Hacker News new | past | comments | ask | show | jobs | submit login
GitDB, a distributed embeddable database on top of Git (github.com/gogitdb)
98 points by fiatjaf on July 7, 2022 | hide | past | favorite | 38 comments



If the rest of the world were like the software industry, we would see news like this on Facebook:

"KayaCar, a distributed kayak with wheels to drive on the streets of San Francisco"


I would consider using facebook if there were articles like that. Not sure why you consider this a problem... "Because I can" is a good enough reason to do anything that doesn't cause harm to others.


I think if someone made a KayakCar, we would still hear about it on HN not Facebook.


I did not make any judgement, just noting that this mindset is quite peculiar to the software industry.

Might be because of my ignorance of other areas of human activity, though...


> "Because I can" is a good enough reason to do anything that doesn't cause harm to others.

It's hard to tell in advance how any action may impact others. The extreme example: jumping off a bridge doesn't physically harm others. But having to look at, examine, or otherwise interact with your corpse may inflict trauma on others.


Isn't there also an environmental cost for all things blockchain because of power consumption? That doesn't directly impact others but might eventually.


"proof of work" is the computationally expensive thing... a block-chain is simply a data structure with many uses outside of cryptocurrencies.


Are you advocating for suicide on a crematory?


did you just compare releasing a new OSS project to suicide?


I'm not on Facebook but from what I hear this is an article you are likely to find on there.
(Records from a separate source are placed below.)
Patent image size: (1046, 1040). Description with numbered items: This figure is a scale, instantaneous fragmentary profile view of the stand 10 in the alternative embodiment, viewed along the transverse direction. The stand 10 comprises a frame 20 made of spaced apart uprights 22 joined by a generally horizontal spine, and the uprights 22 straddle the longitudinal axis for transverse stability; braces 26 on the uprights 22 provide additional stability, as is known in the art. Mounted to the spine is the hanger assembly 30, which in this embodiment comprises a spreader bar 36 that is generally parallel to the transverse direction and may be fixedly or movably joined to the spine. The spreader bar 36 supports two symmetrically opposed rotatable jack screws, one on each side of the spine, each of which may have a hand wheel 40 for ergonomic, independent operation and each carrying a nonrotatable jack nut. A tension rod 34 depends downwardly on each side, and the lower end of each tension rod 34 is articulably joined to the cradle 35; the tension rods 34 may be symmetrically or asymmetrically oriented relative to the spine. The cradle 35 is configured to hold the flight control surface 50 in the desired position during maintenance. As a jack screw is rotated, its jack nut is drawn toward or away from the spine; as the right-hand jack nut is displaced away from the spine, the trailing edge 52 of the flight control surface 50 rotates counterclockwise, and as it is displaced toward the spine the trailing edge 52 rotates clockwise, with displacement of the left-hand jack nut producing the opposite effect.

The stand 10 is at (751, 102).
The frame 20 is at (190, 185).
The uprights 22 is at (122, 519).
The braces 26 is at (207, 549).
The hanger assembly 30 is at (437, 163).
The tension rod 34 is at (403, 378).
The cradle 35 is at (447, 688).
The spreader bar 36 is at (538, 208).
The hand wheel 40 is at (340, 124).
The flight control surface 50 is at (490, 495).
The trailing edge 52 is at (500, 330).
Using git for so many things (it's a database! it's a blockchain! it's a dessert topping! It's a floor wax! [1]) does start to smell of "I have a hammer, and luckily everything looks like a nail if I squint enough". But it is fun to see how folks have stretched git into so many directions, even if some of them are more useful than others.

[1] SNL, 1976: https://www.nbc.com/saturday-night-live/video/shimmer-floor-... (may not work in all regions, sorry)

(edited link)


I don't see it that way - version control in general turns out to be highly applicable in many areas far beyond source code. I think it's still under-utilized.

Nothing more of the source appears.